The famous Japanese novelist Sōseki Natsume (1867-1916) achieved instant success with his first novel, Wagahai wa Nekodearu (I am a cat), which was serialized from 1905-1906. It remains one of his best-known works. The new translation of Chiroru Kobato SI Am a Cat by ōseki Natsume: The Manga Editionthus imposes itself as a natural place where beginners can learn about the work of Sōseki.

The Kobato adaptation was originally released in 2010 as one of the titles of Dokuha manga (“Reading Through with Manga”), a commercially successful series of manga versions of classic literature designed for reluctant readers. the Dokuha manga The series released 139 titles over 10 years, including adaptations of six of Sōseki’s novels.

Unfortunately, it would be difficult to imagine just reading this adaptation how I am a cat had earned its reputation as a biting, sardonic and cynical literary masterpiece. The main strength of the novel, the cat’s running commentary on events in a professor’s house, is largely reduced to make room for the story the cat had commented on, and this rambling story does not represent much.

Sōseki’s I am a cat begins with the first memory of the cat-narrator: he is lifted into the palm of a student’s hand; he chokes on the tobacco smoke that the student exhales; then the student carelessly dumps the cat (just a kitten at the time) and the kitten wakes up abandoned and alone, no longer in sight of its mother and brothers, whom it will never see again. (The unnamed student also disappears from the story at this point.)

These first three paragraphs of the novel are the basis for the first four pages of Chiroru Kobato’s manga adaptation. In the manga, the cat is drawn as an irresistibly adorable kitten; the pupil raises it; exhales a little smoke but not in the kitten’s face; then gently drop the kitten to the floor. On the next page of the manga, the cat realizes that he is alone, abandoned, and hungry (but not, as in the novel, in pain and fearing starvation.)

All the sentimental changes aren’t enough to make this manga truly kid-friendly, as kids might find the rambling, unromantic main plot (which involves arranging a wedding for an industrialist’s daughter) confusing and irrelevant. The part a younger reader might find easier to understand might be how the manga (and the novel) strongly endorses the idea of ​​thinking badly of a person because they have a big, ugly nose.

Aspects of Sōseki’s life and career that are of interest to his biographers have been the ways in which his life parallels that of some of his characters (in this story, both the unloved cat and the “Sensei” whom the cat observes); The perspective of Sōseki as a product of the rapidly changing Meiji period; and (so the translators say) the stylistic brilliance he achieved as a scholar trained in Chinese, Japanese, and English literary classics, but with an ear for popular Japanese comic slang.
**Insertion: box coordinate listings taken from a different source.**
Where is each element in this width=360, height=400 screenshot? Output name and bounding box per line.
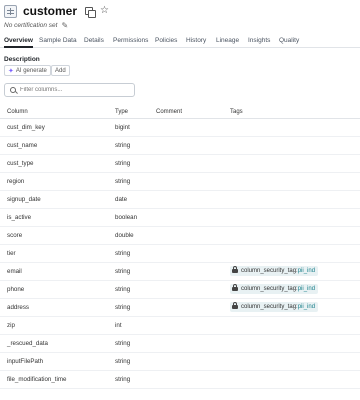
column-name: cust_type (7, 160, 34, 167)
table-row[interactable]: address string column_security_tag : pii_i… (0, 299, 360, 317)
column-header-column[interactable]: Column (7, 109, 28, 115)
tab-overview[interactable]: Overview (4, 37, 33, 48)
column-type: string (115, 160, 131, 167)
tag-value: pii_ind (297, 268, 316, 274)
table-row[interactable]: cust_type string (0, 155, 360, 173)
column-header-type[interactable]: Type (115, 109, 128, 115)
column-type: string (115, 250, 131, 257)
column-type: string (115, 268, 131, 275)
search-icon (10, 87, 16, 93)
table-row[interactable]: score double (0, 227, 360, 245)
column-name: signup_date (7, 196, 41, 203)
table-row[interactable]: is_active boolean (0, 209, 360, 227)
column-type: string (115, 286, 131, 293)
add-description-button[interactable]: Add (51, 65, 70, 76)
copy-icon[interactable] (85, 6, 97, 18)
table-header: Column Type Comment Tags (0, 105, 360, 119)
tag-key: column_security_tag (241, 286, 297, 292)
tab-permissions[interactable]: Permissions (113, 37, 148, 44)
column-type: bigint (115, 124, 130, 131)
column-type: string (115, 142, 131, 149)
star-icon[interactable]: ☆ (100, 6, 109, 16)
column-type: string (115, 358, 131, 365)
security-tag-badge[interactable]: column_security_tag : pii_ind (230, 302, 319, 312)
certification-label: No certification set (4, 22, 58, 29)
tab-policies[interactable]: Policies (155, 37, 177, 44)
column-header-comment[interactable]: Comment (156, 109, 182, 115)
certification-status: No certification set ✎ (4, 21, 68, 30)
add-label: Add (55, 67, 66, 74)
column-name: email (7, 268, 22, 275)
column-type: boolean (115, 214, 138, 221)
description-label: Description (4, 56, 40, 63)
tab-quality[interactable]: Quality (279, 37, 299, 44)
table-row[interactable]: zip int (0, 317, 360, 335)
table-row[interactable]: region string (0, 173, 360, 191)
tab-lineage[interactable]: Lineage (216, 37, 239, 44)
lock-icon (232, 302, 238, 310)
column-name: file_modification_time (7, 376, 67, 383)
tab-details[interactable]: Details (84, 37, 104, 44)
tag-value: pii_ind (297, 304, 316, 310)
column-header-tags[interactable]: Tags (230, 109, 243, 115)
column-name: cust_name (7, 142, 38, 149)
tag-key: column_security_tag (241, 268, 297, 274)
security-tag-badge[interactable]: column_security_tag : pii_ind (230, 284, 319, 294)
sparkle-icon: ✦ (8, 67, 14, 75)
column-type: date (115, 196, 128, 203)
tag-value: pii_ind (297, 286, 316, 292)
table-row[interactable]: email string column_security_tag : pii_ind (0, 263, 360, 281)
table-row[interactable]: signup_date date (0, 191, 360, 209)
column-type: string (115, 340, 131, 347)
table-row[interactable]: tier string (0, 245, 360, 263)
table-row[interactable]: file_modification_time string (0, 371, 360, 389)
column-name: address (7, 304, 30, 311)
table-row[interactable]: inputFilePath string (0, 353, 360, 371)
column-name: phone (7, 286, 25, 293)
column-type: double (115, 232, 134, 239)
lock-icon (232, 284, 238, 292)
column-name: tier (7, 250, 16, 257)
table-row[interactable]: _rescued_data string (0, 335, 360, 353)
page-header: customer ☆ (4, 3, 109, 19)
column-name: region (7, 178, 25, 185)
column-name: cust_dim_key (7, 124, 45, 131)
table-icon (4, 4, 17, 18)
column-type: string (115, 178, 131, 185)
tab-bar: Overview Sample Data Details Permissions… (0, 35, 360, 48)
tab-history[interactable]: History (186, 37, 206, 44)
filter-columns-field[interactable] (4, 83, 135, 97)
column-name: _rescued_data (7, 340, 48, 347)
column-name: is_active (7, 214, 32, 221)
column-type: string (115, 304, 131, 311)
page-title: customer (23, 4, 78, 18)
tab-insights[interactable]: Insights (248, 37, 270, 44)
security-tag-badge[interactable]: column_security_tag : pii_ind (230, 266, 319, 276)
ai-generate-button[interactable]: ✦ AI generate (4, 65, 51, 76)
ai-generate-label: AI generate (15, 67, 47, 74)
column-name: score (7, 232, 23, 239)
columns-table-body: cust_dim_key bigint cust_name string cust_ty… (0, 119, 360, 389)
tab-sample-data[interactable]: Sample Data (39, 37, 77, 44)
lock-icon (232, 266, 238, 274)
table-row[interactable]: phone string column_security_tag : pii_ind (0, 281, 360, 299)
table-row[interactable]: cust_name string (0, 137, 360, 155)
column-type: string (115, 376, 131, 383)
filter-columns-input[interactable] (20, 87, 130, 93)
column-name: inputFilePath (7, 358, 44, 365)
pencil-icon[interactable]: ✎ (61, 21, 68, 30)
column-name: zip (7, 322, 15, 329)
tag-key: column_security_tag (241, 304, 297, 310)
column-type: int (115, 322, 122, 329)
table-row[interactable]: cust_dim_key bigint (0, 119, 360, 137)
Although intended as a kind of “Classics Illustrated” educational project, the peculiarities of this manga edition of I am a cat don’t include much historical context about Sōseki’s life or novel. These features include a two-page “Character Overview” briefly describing six people and three cats who have roles in this story; a table of contents; a 125-word summary of the translator’s impressive credentials; a 120-word biographical sketch of the author Sōseki; a sadly uninformative 25-word paragraph about the artist who told and illustrated this story; and, finally, a page about the publisher, Tuttle Publishing.